Zwei Tage nach dem Aus für die Ampelkoalition dreht sich das Spekulationskarussell deutlich schneller. Stellt der Kanzler die Vertrauensfrage? Wer regiert Deutschland möglicherweise im nächsten Jahr? Wir haben mit dem Politikwissenschaftler Prof. Uwe Jun von der Uni Trier über mögliche Szenarien gesprochen.
Nach Ampel-Aus: Wann Neuwahlen?
SWR1: Es gibt Forderungen, dass Bundeskanzler Olaf Scholz (SPD) die Vertrauensfrage früher, zum Beispiel nächste Woche nach der Regierungserklärung stellen soll. Neuwahlen wären dann Mitte Januar möglich, sagt Oppositionsführer Friedrich Merz (CDU). Ist das realistisch?
Prof. Uwe Jun: Das ist realistisch, sagt jedenfalls auch die Bundeswahlleiterin. Das könnte man einrichten. Die Vorbereitungen diesbezüglich wären auf diesen Zeitraum zu beschränken. Denkbar wäre das. Aber es geht natürlich nur, wenn der Bundeskanzler die Vertrauensfrage stellt. Denn ohne diese Vertrauensfrage ist eine Neuwahl überhaupt nicht möglich.
Nach Ampel-Aus: Scholz und die Vertrauensfrage
SWR1: Ist denn denkbar, dass Olaf Scholz mit Blick auf eine Vertrauensfrage erst Mitte Januar hartnäckig bleibt?
Jun: Wir kennen Olaf Scholz schon als jemanden, der eher hartnäckig ist und der sich wenig von außen beeindrucken lässt. Insofern ist es durchaus nicht unmöglich, vielleicht sogar wahrscheinlich, dass Olaf Scholz an diesem Zeitplan festhält.
Mögliche Neuwahlen: Wissing skeptisch
SWR1: Ein Argument, warum Verkehrsminister Volker Wissing (parteilos) die Ampel nicht platzen lassen wollte, deshalb aus der FDP ausgetreten ist und sein Amt behält, ist, er sagt, Neuwahlen bringen nicht unbedingt etwas und stärken am Ende die Ränder. Stimmt das?
Jun: Die Wahrscheinlichkeit ist, dass die CDU/CSU stärkste Partei wird und dass wir eine andere Regierungskonstellation bekommen. Möglich ist das Argument von Volker Wissing, dass eben tatsächlich auch AfD und BSW stärker werden. Das ist nicht auszuschließen. Wissing war immer ein Freund der Ampelkoalition und auch Begründer dieser Konstellation in Rheinland-Pfalz.
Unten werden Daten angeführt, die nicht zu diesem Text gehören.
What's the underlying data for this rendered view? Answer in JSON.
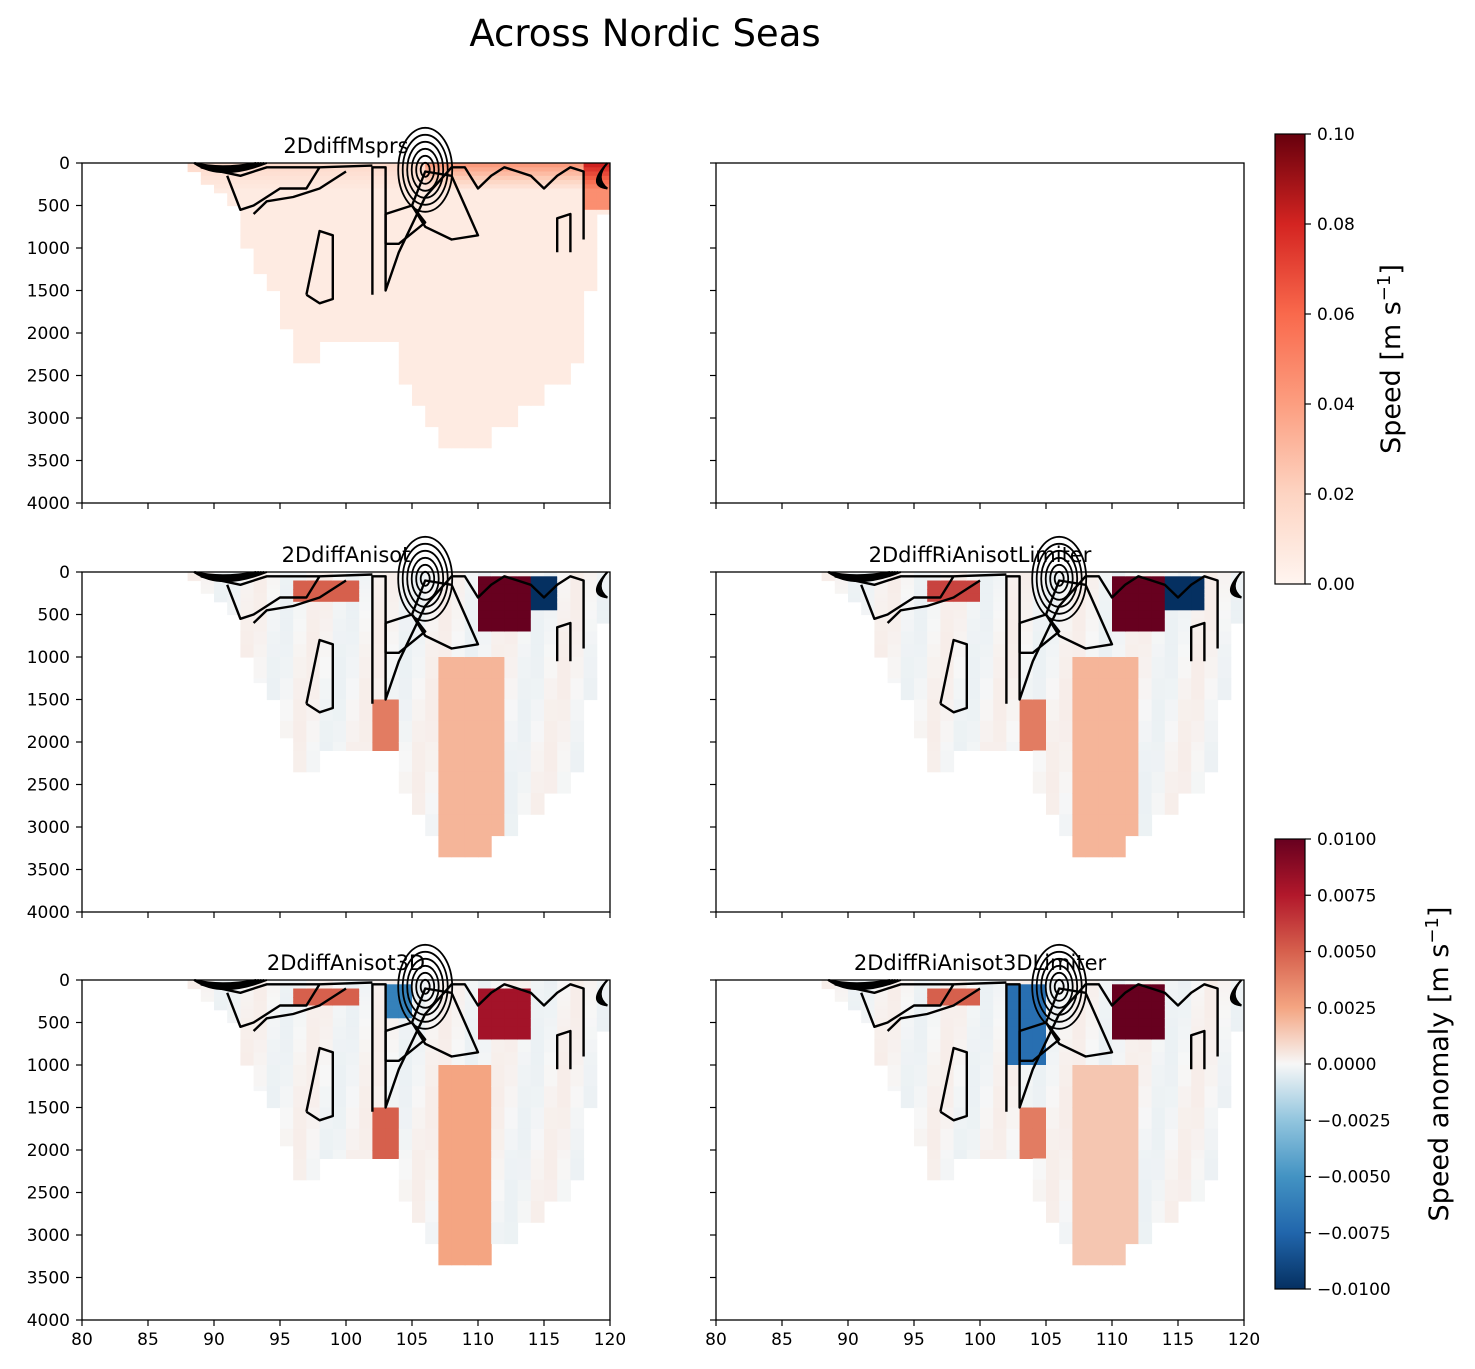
{
  "figure_title": "Across Nordic Seas",
  "chart_data": {
    "type": "heatmap",
    "title": "Across Nordic Seas",
    "xlim": [
      80,
      120
    ],
    "ylim": [
      4000,
      0
    ],
    "x_ticks": [
      "80",
      "85",
      "90",
      "95",
      "100",
      "105",
      "110",
      "115",
      "120"
    ],
    "y_ticks": [
      "0",
      "500",
      "1000",
      "1500",
      "2000",
      "2500",
      "3000",
      "3500",
      "4000"
    ],
    "section_column_max_depth": [
      {
        "x": 88,
        "depth": 100
      },
      {
        "x": 89,
        "depth": 250
      },
      {
        "x": 90,
        "depth": 350
      },
      {
        "x": 91,
        "depth": 500
      },
      {
        "x": 92,
        "depth": 1000
      },
      {
        "x": 93,
        "depth": 1300
      },
      {
        "x": 94,
        "depth": 1500
      },
      {
        "x": 95,
        "depth": 1950
      },
      {
        "x": 96,
        "depth": 2350
      },
      {
        "x": 97,
        "depth": 2350
      },
      {
        "x": 98,
        "depth": 2100
      },
      {
        "x": 99,
        "depth": 2100
      },
      {
        "x": 100,
        "depth": 2100
      },
      {
        "x": 101,
        "depth": 2100
      },
      {
        "x": 102,
        "depth": 2100
      },
      {
        "x": 103,
        "depth": 2100
      },
      {
        "x": 104,
        "depth": 2600
      },
      {
        "x": 105,
        "depth": 2850
      },
      {
        "x": 106,
        "depth": 3100
      },
      {
        "x": 107,
        "depth": 3350
      },
      {
        "x": 108,
        "depth": 3350
      },
      {
        "x": 109,
        "depth": 3350
      },
      {
        "x": 110,
        "depth": 3350
      },
      {
        "x": 111,
        "depth": 3100
      },
      {
        "x": 112,
        "depth": 3100
      },
      {
        "x": 113,
        "depth": 2850
      },
      {
        "x": 114,
        "depth": 2850
      },
      {
        "x": 115,
        "depth": 2600
      },
      {
        "x": 116,
        "depth": 2600
      },
      {
        "x": 117,
        "depth": 2350
      },
      {
        "x": 118,
        "depth": 1500
      },
      {
        "x": 119,
        "depth": 600
      }
    ],
    "panels": [
      {
        "id": "2DdiffMsprs",
        "title": "2DdiffMsprs",
        "field": "speed",
        "has_data": true,
        "colorbar": "speed",
        "surface_speed_max_x": [
          110,
          119
        ]
      },
      {
        "id": "empty",
        "title": "",
        "field": "none",
        "has_data": false
      },
      {
        "id": "2DdiffAnisot",
        "title": "2DdiffAnisot",
        "field": "speed_anomaly",
        "has_data": true,
        "colorbar": "anomaly",
        "anomalies": [
          {
            "x": [
              96,
              101
            ],
            "depth": [
              100,
              350
            ],
            "value": 0.005
          },
          {
            "x": [
              110,
              114
            ],
            "depth": [
              50,
              700
            ],
            "value": 0.01
          },
          {
            "x": [
              114,
              116
            ],
            "depth": [
              50,
              450
            ],
            "value": -0.01
          },
          {
            "x": [
              102,
              104
            ],
            "depth": [
              1400,
              2100
            ],
            "value": 0.004
          },
          {
            "x": [
              107,
              112
            ],
            "depth": [
              1000,
              3350
            ],
            "value": 0.002
          }
        ]
      },
      {
        "id": "2DdiffRiAnisotLimiter",
        "title": "2DdiffRiAnisotLimiter",
        "field": "speed_anomaly",
        "has_data": true,
        "colorbar": "anomaly",
        "anomalies": [
          {
            "x": [
              96,
              100
            ],
            "depth": [
              100,
              350
            ],
            "value": 0.006
          },
          {
            "x": [
              110,
              114
            ],
            "depth": [
              50,
              700
            ],
            "value": 0.01
          },
          {
            "x": [
              114,
              117
            ],
            "depth": [
              50,
              450
            ],
            "value": -0.01
          },
          {
            "x": [
              103,
              105
            ],
            "depth": [
              1400,
              2100
            ],
            "value": 0.004
          },
          {
            "x": [
              107,
              112
            ],
            "depth": [
              1000,
              3350
            ],
            "value": 0.002
          }
        ]
      },
      {
        "id": "2DdiffAnisot3D",
        "title": "2DdiffAnisot3D",
        "field": "speed_anomaly",
        "has_data": true,
        "colorbar": "anomaly",
        "anomalies": [
          {
            "x": [
              96,
              101
            ],
            "depth": [
              100,
              300
            ],
            "value": 0.005
          },
          {
            "x": [
              103,
              105
            ],
            "depth": [
              50,
              450
            ],
            "value": -0.006
          },
          {
            "x": [
              110,
              114
            ],
            "depth": [
              100,
              700
            ],
            "value": 0.008
          },
          {
            "x": [
              102,
              104
            ],
            "depth": [
              1400,
              2100
            ],
            "value": 0.005
          },
          {
            "x": [
              107,
              111
            ],
            "depth": [
              1000,
              3350
            ],
            "value": 0.0025
          }
        ]
      },
      {
        "id": "2DdiffRiAnisot3DLimiter",
        "title": "2DdiffRiAnisot3DLimiter",
        "field": "speed_anomaly",
        "has_data": true,
        "colorbar": "anomaly",
        "anomalies": [
          {
            "x": [
              102,
              105
            ],
            "depth": [
              50,
              900
            ],
            "value": -0.007
          },
          {
            "x": [
              110,
              114
            ],
            "depth": [
              50,
              700
            ],
            "value": 0.01
          },
          {
            "x": [
              96,
              100
            ],
            "depth": [
              100,
              300
            ],
            "value": 0.005
          },
          {
            "x": [
              103,
              105
            ],
            "depth": [
              1400,
              2100
            ],
            "value": 0.004
          },
          {
            "x": [
              107,
              112
            ],
            "depth": [
              1000,
              3350
            ],
            "value": 0.0015
          }
        ]
      }
    ],
    "colorbars": [
      {
        "id": "speed",
        "label": "Speed [m s",
        "label_sup": "−1",
        "label_end": "]",
        "cmap": "Reds",
        "vmin": 0.0,
        "vmax": 0.1,
        "tick_values": [
          0.0,
          0.02,
          0.04,
          0.06,
          0.08,
          0.1
        ],
        "tick_labels": [
          "0.00",
          "0.02",
          "0.04",
          "0.06",
          "0.08",
          "0.10"
        ]
      },
      {
        "id": "anomaly",
        "label": "Speed anomaly [m s",
        "label_sup": "−1",
        "label_end": "]",
        "cmap": "RdBu_r",
        "vmin": -0.01,
        "vmax": 0.01,
        "tick_values": [
          -0.01,
          -0.0075,
          -0.005,
          -0.0025,
          0.0,
          0.0025,
          0.005,
          0.0075,
          0.01
        ],
        "tick_labels": [
          "−0.0100",
          "−0.0075",
          "−0.0050",
          "−0.0025",
          "0.0000",
          "0.0025",
          "0.0050",
          "0.0075",
          "0.0100"
        ]
      }
    ],
    "contours": [
      {
        "name": "contour-left-loop",
        "points": [
          [
            97,
            1550
          ],
          [
            98,
            800
          ],
          [
            99,
            850
          ],
          [
            99,
            1600
          ],
          [
            98,
            1650
          ],
          [
            97,
            1550
          ]
        ]
      },
      {
        "name": "contour-long-loop",
        "points": [
          [
            102,
            1550
          ],
          [
            102,
            50
          ],
          [
            103,
            50
          ],
          [
            103,
            1500
          ],
          [
            104,
            1050
          ],
          [
            106,
            400
          ],
          [
            108,
            50
          ],
          [
            109,
            50
          ],
          [
            110,
            300
          ],
          [
            111,
            150
          ],
          [
            112,
            50
          ],
          [
            113,
            100
          ],
          [
            114,
            150
          ],
          [
            115,
            300
          ],
          [
            116,
            150
          ],
          [
            117,
            50
          ],
          [
            118,
            100
          ],
          [
            118,
            600
          ],
          [
            118,
            900
          ]
        ]
      },
      {
        "name": "contour-inner-loop",
        "points": [
          [
            103,
            950
          ],
          [
            103,
            600
          ],
          [
            105,
            500
          ],
          [
            106,
            700
          ],
          [
            104,
            950
          ],
          [
            103,
            950
          ]
        ]
      },
      {
        "name": "contour-mid-loop",
        "points": [
          [
            105,
            500
          ],
          [
            106,
            100
          ],
          [
            108,
            150
          ],
          [
            109,
            500
          ],
          [
            110,
            850
          ],
          [
            108,
            900
          ],
          [
            106,
            750
          ],
          [
            105,
            500
          ]
        ]
      },
      {
        "name": "contour-bump",
        "points": [
          [
            116,
            1050
          ],
          [
            116,
            650
          ],
          [
            117,
            600
          ],
          [
            117,
            1050
          ]
        ]
      },
      {
        "name": "contour-surface",
        "points": [
          [
            89,
            50
          ],
          [
            92,
            150
          ],
          [
            94,
            50
          ],
          [
            98,
            50
          ],
          [
            102,
            30
          ]
        ]
      },
      {
        "name": "contour-upper-left",
        "points": [
          [
            91,
            150
          ],
          [
            92,
            550
          ],
          [
            93,
            500
          ],
          [
            95,
            300
          ],
          [
            97,
            300
          ],
          [
            98,
            50
          ]
        ]
      },
      {
        "name": "contour-upper-left-2",
        "points": [
          [
            93,
            600
          ],
          [
            94,
            450
          ],
          [
            96,
            400
          ],
          [
            98,
            300
          ],
          [
            100,
            100
          ]
        ]
      }
    ]
  }
}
Aber ganz richtig ist seine Aussage nicht. Denn die Wahrscheinlichkeit, dass CDU/CSU eine neue Bundesregierung anführen kann, ist sehr hoch. Dann könnte man schon sagen, eine solche Neuwahl hat etwas gebracht.
SWR-ExklusivinterviewAmpel-Aus: Wissing bleibt Verkehrsminister
SWR1: Ist es denkbar, dass Olaf Scholz als SPD-Kanzlerkandidat ins Rennen geht? Laut ARD-Deutschlandtrend ist eine Mehrheit der SPD-Anhänger dagegen.
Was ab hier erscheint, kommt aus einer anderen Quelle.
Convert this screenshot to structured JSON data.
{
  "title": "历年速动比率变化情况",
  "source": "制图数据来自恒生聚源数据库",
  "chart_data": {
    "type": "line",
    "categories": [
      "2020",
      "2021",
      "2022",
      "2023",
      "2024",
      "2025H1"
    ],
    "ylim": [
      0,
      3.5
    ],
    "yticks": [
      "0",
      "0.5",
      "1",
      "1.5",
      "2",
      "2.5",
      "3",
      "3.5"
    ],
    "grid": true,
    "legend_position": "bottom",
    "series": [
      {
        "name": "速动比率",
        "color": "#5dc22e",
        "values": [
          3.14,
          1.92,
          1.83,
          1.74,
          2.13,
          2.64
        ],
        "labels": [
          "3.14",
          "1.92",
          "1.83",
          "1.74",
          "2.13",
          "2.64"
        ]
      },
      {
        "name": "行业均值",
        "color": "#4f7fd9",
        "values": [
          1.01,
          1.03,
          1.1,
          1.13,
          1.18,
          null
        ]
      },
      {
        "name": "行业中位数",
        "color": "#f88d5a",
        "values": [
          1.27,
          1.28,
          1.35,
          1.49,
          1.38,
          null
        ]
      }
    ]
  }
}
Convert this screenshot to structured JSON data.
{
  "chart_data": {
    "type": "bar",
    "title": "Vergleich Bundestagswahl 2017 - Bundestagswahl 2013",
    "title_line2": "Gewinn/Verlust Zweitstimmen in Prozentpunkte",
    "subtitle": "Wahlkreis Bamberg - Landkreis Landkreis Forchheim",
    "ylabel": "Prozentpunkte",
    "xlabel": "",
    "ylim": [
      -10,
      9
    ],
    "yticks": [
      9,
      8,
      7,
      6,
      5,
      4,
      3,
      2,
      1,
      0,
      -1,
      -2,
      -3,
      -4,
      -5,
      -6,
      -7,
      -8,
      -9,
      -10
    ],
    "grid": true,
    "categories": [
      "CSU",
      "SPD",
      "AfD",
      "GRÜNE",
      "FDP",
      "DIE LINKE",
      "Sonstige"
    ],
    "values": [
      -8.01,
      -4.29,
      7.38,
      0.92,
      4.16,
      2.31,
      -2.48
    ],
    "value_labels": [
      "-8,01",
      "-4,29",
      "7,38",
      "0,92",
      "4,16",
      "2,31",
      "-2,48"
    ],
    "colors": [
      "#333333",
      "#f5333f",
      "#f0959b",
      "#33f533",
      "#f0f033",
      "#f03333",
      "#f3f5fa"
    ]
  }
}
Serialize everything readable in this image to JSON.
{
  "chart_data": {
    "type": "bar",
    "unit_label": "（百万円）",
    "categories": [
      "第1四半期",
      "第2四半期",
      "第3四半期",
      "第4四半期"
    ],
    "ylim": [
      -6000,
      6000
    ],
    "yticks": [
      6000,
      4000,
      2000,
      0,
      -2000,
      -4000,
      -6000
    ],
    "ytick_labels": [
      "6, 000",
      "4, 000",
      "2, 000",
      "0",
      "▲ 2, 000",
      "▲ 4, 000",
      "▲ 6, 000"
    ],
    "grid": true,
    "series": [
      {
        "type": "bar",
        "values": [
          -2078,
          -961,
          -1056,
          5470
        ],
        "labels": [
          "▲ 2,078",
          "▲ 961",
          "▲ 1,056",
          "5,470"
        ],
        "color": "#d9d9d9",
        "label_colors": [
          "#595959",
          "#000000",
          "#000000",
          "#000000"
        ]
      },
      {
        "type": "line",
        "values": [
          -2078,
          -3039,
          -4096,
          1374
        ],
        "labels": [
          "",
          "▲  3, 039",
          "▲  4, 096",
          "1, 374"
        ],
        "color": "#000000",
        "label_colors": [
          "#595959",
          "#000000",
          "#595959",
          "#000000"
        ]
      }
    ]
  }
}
Jun: Ja, aber die Parteivorsitzende Saskia Esken (SPD) und auch ihr Pendant Lars Klingbeil (SPD) haben sich dafür ausgesprochen. Ich sehe niemanden in der SPD, der eine offene Palastrevolution gegen den Kanzler anzetteln möchte.
Von daher ist die Wahrscheinlichkeit groß, dass Olaf Scholz, der in der Tat nicht sehr populär ist, bei der Bevölkerung, was eine Schwierigkeit für den SPD-Wahlkampf darstellt, wieder als Kanzlerkandidat ins Rennen geht.
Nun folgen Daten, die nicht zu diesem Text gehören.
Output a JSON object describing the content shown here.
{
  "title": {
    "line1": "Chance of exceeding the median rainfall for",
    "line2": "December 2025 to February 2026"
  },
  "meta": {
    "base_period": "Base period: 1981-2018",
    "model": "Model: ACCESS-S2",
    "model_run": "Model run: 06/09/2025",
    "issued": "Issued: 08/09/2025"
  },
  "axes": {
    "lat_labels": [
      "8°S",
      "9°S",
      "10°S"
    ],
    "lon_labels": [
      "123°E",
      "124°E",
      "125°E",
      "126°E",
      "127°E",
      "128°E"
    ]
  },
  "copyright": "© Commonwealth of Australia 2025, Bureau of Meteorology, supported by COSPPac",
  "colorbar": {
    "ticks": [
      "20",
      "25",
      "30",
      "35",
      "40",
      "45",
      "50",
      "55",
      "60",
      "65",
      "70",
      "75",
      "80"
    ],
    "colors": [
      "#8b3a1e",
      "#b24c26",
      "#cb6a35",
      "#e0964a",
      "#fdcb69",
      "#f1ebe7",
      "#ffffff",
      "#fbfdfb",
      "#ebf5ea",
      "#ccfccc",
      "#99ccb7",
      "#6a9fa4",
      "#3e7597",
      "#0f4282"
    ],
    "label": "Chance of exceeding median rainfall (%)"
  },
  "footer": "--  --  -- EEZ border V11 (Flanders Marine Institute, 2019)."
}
Mögliche Neuwahlen – Bleibt Lindner Finanzminister?
SWR1: FDP-Chef Christian Lindner hat mehrfach betont, dass er in einer neuen Regierung wieder Finanzminister werden möchte. Er ist also auch direkt im Wahlkampfmodus.
Jun: Das ist ein Thema, was Christian Lindner liegt. Er war immer ein erfolgreicher Wahlkämpfer und er wird sich dafür starkmachen, dass die FDP in eine Koalition mit der CDU eintreten kann.
Christian Lindner und die FDP werden, falls die Wählerinnen und Wähler nicht möchten, dass die CDU mit einer Partei links von ihr koalieren muss, als Alternative bereitstehen.